REQUESTED ADVISEMENT
Whether certain installment loan agreements are subject to Florida’s documentary stamp tax.
FACTS
The Taxpayer facilitates financing between businesses and consumers in Florida. For example, a__________________ contractor may suggest that its customer (the “Borrower”) apply for a loan with the Taxpayer to finance the repair of the customer’s __________________.
Once approved, the Borrower will execute an Installment Loan Agreement (the “Loan Agreement”), and the Taxpayer will pay the __________________ contractor an amount to start the work, and once the work is completed, the Taxpayer will pay the __________________ contractor any remaining balance due up to the total amount financed.
Section 1 of the Loan Agreement states that the Borrower is approved for a loan “up to the Amount Financed.” Section 2 of the Loan Agreement provides that the Borrower may “make purchases…up to the ‘Amount Financed’…”.
Section 3 of the Loan Agreement contains the Borrower’s, “Promise to pay…you agree to pay us…so much of the Amount Financed.”
The Borrower may make draws on the loan for a total of five months. After five months, the Taxpayer will issue to the Borrower a “conversion” Installment Loan Agreement (the “Conversion Loan”) that contains the total amount that has been financed by the Borrower along with the Borrower’s promise to pay that amount. However, the Conversion Loan is not signed by the borrower.

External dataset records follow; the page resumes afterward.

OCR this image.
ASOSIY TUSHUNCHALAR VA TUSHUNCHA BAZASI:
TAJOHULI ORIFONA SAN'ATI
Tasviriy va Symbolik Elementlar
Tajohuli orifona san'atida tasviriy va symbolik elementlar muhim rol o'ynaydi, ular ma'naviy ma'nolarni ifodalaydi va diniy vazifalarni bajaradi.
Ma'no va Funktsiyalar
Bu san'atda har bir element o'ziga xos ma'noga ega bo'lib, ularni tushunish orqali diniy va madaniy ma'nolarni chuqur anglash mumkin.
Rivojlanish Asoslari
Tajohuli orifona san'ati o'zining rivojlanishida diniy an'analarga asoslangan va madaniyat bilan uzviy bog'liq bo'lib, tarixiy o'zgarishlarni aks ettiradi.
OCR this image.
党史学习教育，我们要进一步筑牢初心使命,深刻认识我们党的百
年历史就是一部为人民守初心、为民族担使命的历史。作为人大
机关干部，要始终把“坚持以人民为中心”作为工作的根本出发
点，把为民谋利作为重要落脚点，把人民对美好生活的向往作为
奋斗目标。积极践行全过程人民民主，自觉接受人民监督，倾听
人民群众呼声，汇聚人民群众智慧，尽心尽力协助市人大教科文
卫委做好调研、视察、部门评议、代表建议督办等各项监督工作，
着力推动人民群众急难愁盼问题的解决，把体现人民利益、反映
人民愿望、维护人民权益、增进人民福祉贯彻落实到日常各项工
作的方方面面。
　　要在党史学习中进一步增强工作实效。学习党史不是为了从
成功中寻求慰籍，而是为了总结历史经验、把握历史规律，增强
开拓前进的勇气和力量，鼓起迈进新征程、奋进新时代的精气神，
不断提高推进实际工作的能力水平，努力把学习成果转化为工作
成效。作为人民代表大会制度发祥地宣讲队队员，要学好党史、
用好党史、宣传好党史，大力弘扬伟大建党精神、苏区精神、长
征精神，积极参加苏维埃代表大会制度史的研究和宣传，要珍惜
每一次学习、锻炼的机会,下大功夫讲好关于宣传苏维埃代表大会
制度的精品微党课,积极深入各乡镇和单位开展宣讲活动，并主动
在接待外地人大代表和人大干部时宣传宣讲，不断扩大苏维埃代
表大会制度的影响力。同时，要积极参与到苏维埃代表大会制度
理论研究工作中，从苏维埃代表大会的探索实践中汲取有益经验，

No mortgages, security agreements, or other documents will be filed or recorded in Florida.
LAW AND DISCUSSION
Section 201.08(1)(a), F.S., imposes documentary stamp tax on all promissory notes and other written obligations to pay money made, executed, delivered, sold, transferred, or assigned in Florida, and for each renewal of the same. The tax is $0.35 on each $100.00 or fraction thereof of the indebtedness or obligation evidenced thereby.
Section 201.08(6), F.S., provides that the taxability of a document is determined solely from the face of the document and any separate document expressly incorporated into the document.
To be taxable under s. 201.08(1)(a), F.S., a written obligation to pay money must have the following three elements within the four corners of the document or must expressly incorporate other documents such that, when the documents are read together, they contain these elements:
1. A written promise to pay;
2. A sum certain in money; and
3. The signature of the borrower.
Rule 12B-4.054(4), Florida Administrative Code (F.A.C.), provides that a written obligation to pay money that is not fixed and absolute at the time of execution is not taxable.
The Loan Agreement does not contain a loan amount that is fixed and absolute when the Borrower executes it. Therefore, the Loan Agreement is not subject to documentary stamp tax.
The Borrower does not sign the Conversion Loan, so it is not taxable.
CONCLUSION
Neither the Loan Agreement nor the Conversion Loan are subject to documentary stamp tax.
This response constitutes a TAA under s. 213.22, F.S., which is binding on the Department only under the facts and circumstances described in the request for this advice, as specified in s. 213.22, F.S. Our response is predicated on those facts and the specific situation summarized above. You are advised that subsequent statutory or administrative rule changes, or judicial interpretations of the statutes or rules, upon which this advice is based, may subject similar future transactions to a different treatment than expressed in this response.
You are further advised that this response, your request, and related backup documents are public records under Chapter 119, F.S., and are subject to disclosure to the public under the conditions of s. 213.22, F.S. Confidential information must be deleted before public disclosure. In an effort to protect confidentiality, we request you provide the undersigned with an edited copy of your request for TAA, the backup material, and this response, deleting names, addresses and any other details which might lead to identification of the Taxpayer. Your response should be received by the Department within ten (10) days of the date of this letter.